THE UPPER ASEISMIC TO SEISMIC TRANSITION: A SILICA CEMENTATION THRESHOLD


ROWE, Christen D., Department of Earth Sciences, Univ of California Santa Cruz, 1156 High St, Santa Cruz, CA 95064 and MOORE, J. Casey, Univ California - Santa Cruz, 1156 High St, Santa Cruz, CA 95064-1077, crowe@es.ucsc.edu

The up-dip portions of accretionary subduction zone decollements slide stably and are therefore aseismic, but become seismogenetic at a depth of 5-15 km. Thermal models of modern subduction zones and accretionary wedges predict that the aseismic-seismic transition occurs at 100-150°C. This correlation between temperature and the onset of seismogenesis suggests that fault behavioral properties are modified by a diagenetic-metamorphic reaction affecting the fault zone mineralogy.

The Kodiak Accretionary Complex, Alaska, is a well-exposed, unaltered sediment wedge associated with Mesozoic through Eocene Aleutian subduction. We compare two tectonic units that were subducted, one to just above the seismogenic transition, and one to within the seismogenic zone. The Eocene Sitkalidak Fm. was subducted to approximately 2.4-3.9 km and experienced temperatures of 100-125°C before accreting into the wedge. The Paleocene Ghost Rocks Fm. subducted to 10-14 km (280-320 MPa) and reached 215-290°C. Both formations host black, shiny shear surfaces associated with disrupted zones interpreted as paleodecollements by previous authors.

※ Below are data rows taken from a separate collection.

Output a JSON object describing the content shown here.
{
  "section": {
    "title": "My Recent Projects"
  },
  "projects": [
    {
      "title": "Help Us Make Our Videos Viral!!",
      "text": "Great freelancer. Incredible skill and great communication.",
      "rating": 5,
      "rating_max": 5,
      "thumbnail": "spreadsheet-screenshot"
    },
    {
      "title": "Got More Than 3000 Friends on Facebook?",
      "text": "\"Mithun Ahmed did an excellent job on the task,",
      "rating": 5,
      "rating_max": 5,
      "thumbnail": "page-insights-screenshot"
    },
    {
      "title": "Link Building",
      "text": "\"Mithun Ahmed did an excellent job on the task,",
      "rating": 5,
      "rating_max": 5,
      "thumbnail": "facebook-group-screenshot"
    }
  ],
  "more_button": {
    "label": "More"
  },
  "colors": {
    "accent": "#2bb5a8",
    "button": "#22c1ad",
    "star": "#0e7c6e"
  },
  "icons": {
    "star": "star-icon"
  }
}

X-ray diffraction and microprobe results suggest that the mineralogy of the shear surfaces in both formations contain chlorite and variable amounts of other sheet silicates, i.e. illite/muscovite, smectite, and kaolinite, which may be detrital and/or diagenetic/metamorphic. Quartz cementation is rare in the Sitkalidak Formation but ubiquitous in the Ghost Rocks Formation, in fault-parallel and fault-crossing geometries. We suggest that the formation of a quartz network across fault zones may trigger the onset of seismogenesis. The frictional behavior of sheet silicates is generally velocity strengthening, resulting in stable sliding behavior, while quartz is velocity weakening, showing stick-slip frictional behavior. Thus, the aseismic-seismic transition may be controlled by quartz mobility and the appearance of volumetrically significant quartz +/- calcite precipitates filling, coating, and cementing fault surfaces, creating “deadbolts” across slip surfaces previously dominated by sheet silicates.